Within an age-set there are also important internal sub-groups (or sometimes known as teams in English) loosely based on age and region. Usually age-sets are sub-divided into three to four sub-groups known as ‘kem’ or nyakenet, organised per village area or town. For example, among the younger Kurenen age-set in Manyirany village north of Pibor town, there are at least three sub-groups. Each sub-group has specific identifiers with their own name, particular symbols inscribed on the body and dancing styles. Among the Kurenen, the older sub-group are named as ‘Doctors’ and identify with scars of pens, boreholes and other symbols of modernity, all connected to the idea of Hospitals and Doctors. The sub-group in the middle are known as ‘Koliam’ (or SPLA) and have scarring symbols of military ranks, thuraya phones and guns; the youngest sub-group are known as ‘Suar’, a named used to identify the soldiers of the Cobra Faction, and their symbols include RPGs, Thuraya phones and AK-47s scarred on their bodies. The youngest sub-group are often those who will eventually ‘defect’ to form a new age-set.

 

Existing age-sets

At present, the existing age-sets, from the youngest to the oldest, are:

Murle Age-Sets

 

Membership and identification: beads and scarification

Each age-set chooses to identify with certain token animals, based on the qualities of those animals, and relate to the colour of those animals, represented also by the beads they choose.

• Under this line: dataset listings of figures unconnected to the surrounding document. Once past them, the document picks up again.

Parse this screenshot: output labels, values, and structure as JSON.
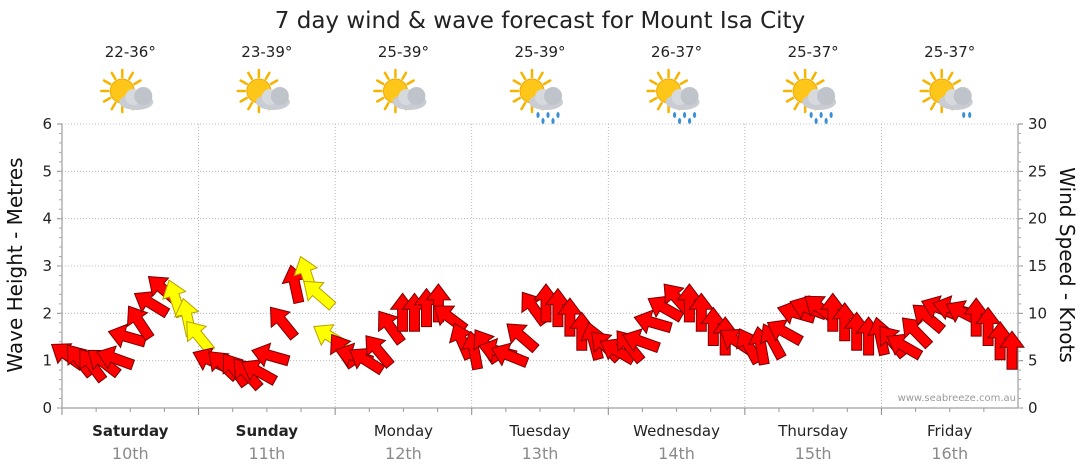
{
  "chart_data": {
    "type": "line",
    "title": "7 day wind & wave forecast for Mount Isa City",
    "ylabel_left": "Wave Height - Metres",
    "ylabel_right": "Wind Speed - Knots",
    "ylim_left": [
      0,
      6
    ],
    "ylim_right": [
      0,
      30
    ],
    "yticks_left": [
      "0",
      "1",
      "2",
      "3",
      "4",
      "5",
      "6"
    ],
    "yticks_right": [
      "0",
      "5",
      "10",
      "15",
      "20",
      "25",
      "30"
    ],
    "credit": "www.seabreeze.com.au",
    "days": [
      {
        "name": "Saturday",
        "date": "10th",
        "temp": "22-36°",
        "weather": "partly-cloudy",
        "bold": true
      },
      {
        "name": "Sunday",
        "date": "11th",
        "temp": "23-39°",
        "weather": "partly-cloudy",
        "bold": true
      },
      {
        "name": "Monday",
        "date": "12th",
        "temp": "25-39°",
        "weather": "partly-cloudy",
        "bold": false
      },
      {
        "name": "Tuesday",
        "date": "13th",
        "temp": "25-39°",
        "weather": "showers",
        "bold": false
      },
      {
        "name": "Wednesday",
        "date": "14th",
        "temp": "26-37°",
        "weather": "showers",
        "bold": false
      },
      {
        "name": "Thursday",
        "date": "15th",
        "temp": "25-37°",
        "weather": "showers",
        "bold": false
      },
      {
        "name": "Friday",
        "date": "16th",
        "temp": "25-37°",
        "weather": "light-showers",
        "bold": false
      }
    ],
    "series": [
      {
        "name": "Wind Speed (knots)",
        "values": [
          5.5,
          5.0,
          4.5,
          4.8,
          5.2,
          7.5,
          9.0,
          11.0,
          12.5,
          11.5,
          9.5,
          7.5,
          5.0,
          4.5,
          4.0,
          3.6,
          3.8,
          5.5,
          9.0,
          13.0,
          14.0,
          12.0,
          7.5,
          6.0,
          5.5,
          5.0,
          6.0,
          8.5,
          10.0,
          10.0,
          10.5,
          11.0,
          9.5,
          7.0,
          6.0,
          6.5,
          6.0,
          5.5,
          7.5,
          10.5,
          11.0,
          10.5,
          9.5,
          8.0,
          7.0,
          6.5,
          6.0,
          6.5,
          7.0,
          9.0,
          10.5,
          11.5,
          11.0,
          10.0,
          8.5,
          7.5,
          7.0,
          6.5,
          6.5,
          7.0,
          8.0,
          10.0,
          10.5,
          10.5,
          10.0,
          9.0,
          8.0,
          7.5,
          7.5,
          7.0,
          6.5,
          8.0,
          9.5,
          10.5,
          10.5,
          10.0,
          9.5,
          8.5,
          7.0,
          6.0
        ],
        "directions": "easterly"
      }
    ],
    "gust_highlights": [
      "Saturday afternoon",
      "Sunday afternoon"
    ]
  }
}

In rural areas, as mentioned already above, members of age-sets also have similar body scarification patterns. Until Thithi age-set, scarification designs and symbols reflected the animals selected by the age-set (for instance, a gazelle or rooster) but since Bothonnya these have shifted to incorporate symbols of power, modernity and military strength such as ranks, AK-47s, RPGs, pens, watches, among other such symbols, and ultimately reflect young people’s hopes and aspirations.

Roughly since 2005, when the Comprehensive Peace Agreement (CPA) was signed in what then southern Sudan eventually leading to the independence of South Sudan in 2011, the younger Murle age-sets have shifted from exclusively scarifying age-set token animals to concentrating on other symbols of power and modernity, reflecting the fragmentation and militarisation of age-sets.

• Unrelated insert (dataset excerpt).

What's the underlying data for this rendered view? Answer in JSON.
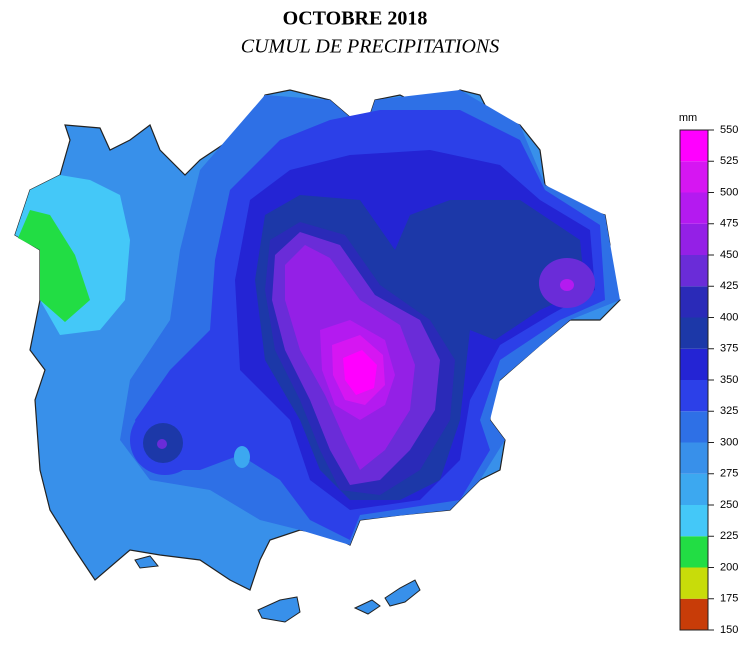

These new images and motifs range from symbols alluding to wealth and modernity such as wrist-watches and Thuraya satellite phones to hyper-violent and hyper-masculine AK-47s on chests and military ranks on shoulders. Other designs and themes such as pens and boreholes hint at admiration of urban symbols, education and access to basic infrastructure. Others, still, reveal the intense presence of the United Nations and the large international aid presence in the area, with young men engraving the UN accronym and other symbols connected to the UN on their bodies.

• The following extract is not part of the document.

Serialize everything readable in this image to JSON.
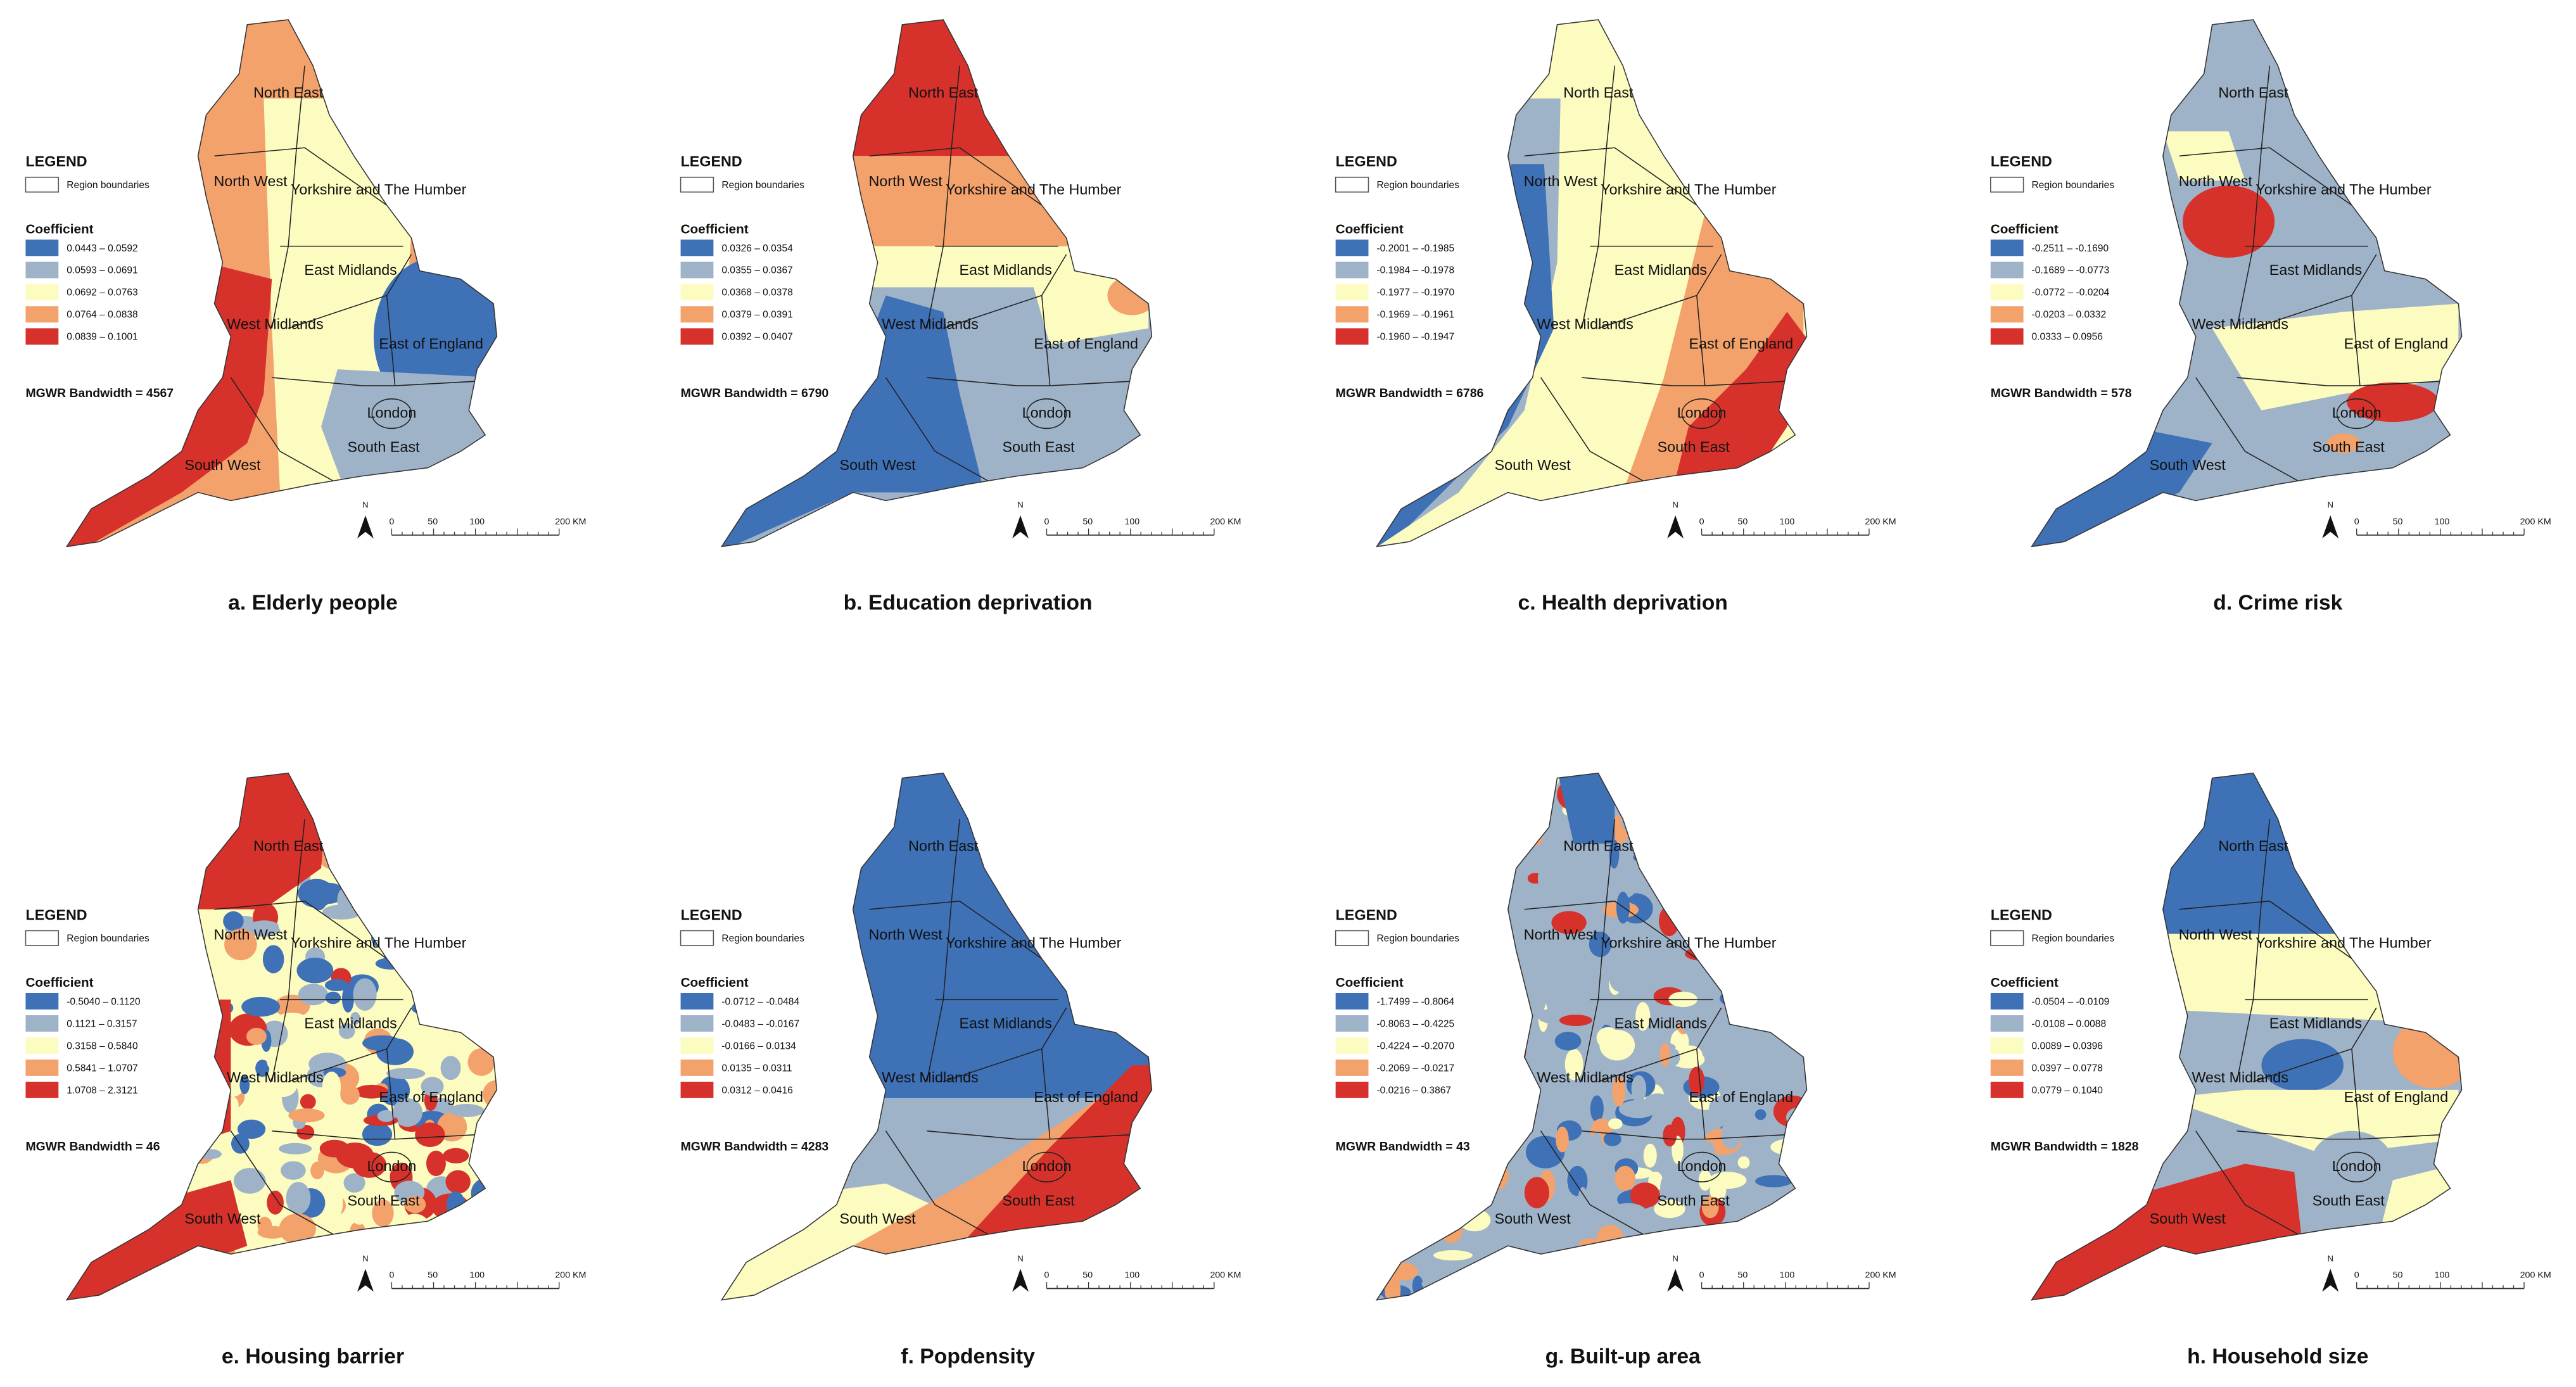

Body scarification practices are a powerful way through which young people identify and communicate internally and reflect changing political circumstances and inter-generational relations.

Murle People

(1) Scarification of AK-47s, Lanngo age-set. Kong-Kong River, May 2015. Photo by Diana Felix da Costa
(2) Man’s back with a borehole, Kurenen age-set. Manyumen payam in Pibor, September 2019. Photo by Diana Felix da Costa

 

Culture: Arts, Music, Literature and Handicraft

The Murle have evolved a culture centred round cattle and which is expressed in songs, poetry, folklore and dance. They adorn their bodies with all kinds of scars and drawings of different animals and birds while wearing different types of beads. Murle literature is invariably oral.

 

Neighbours and Foreign Relations

The Murle neighbours are Nuer and Dinka, whom they call collectively (jong koth); the Anyuak, whom the call (Nyoro) and the Toposa, and Jie they call (kum). The relationship with their neighbours is by no means cordial due to their cattle raiding practices.

 

Latest Developments

The Murle are least affected by modernity because of deliberate neglect, marginalisation and political exclusion. The exception was the recruitment of young men to fight alongside the government army. The civil war divided the Murle between SPLM and GoS administrations.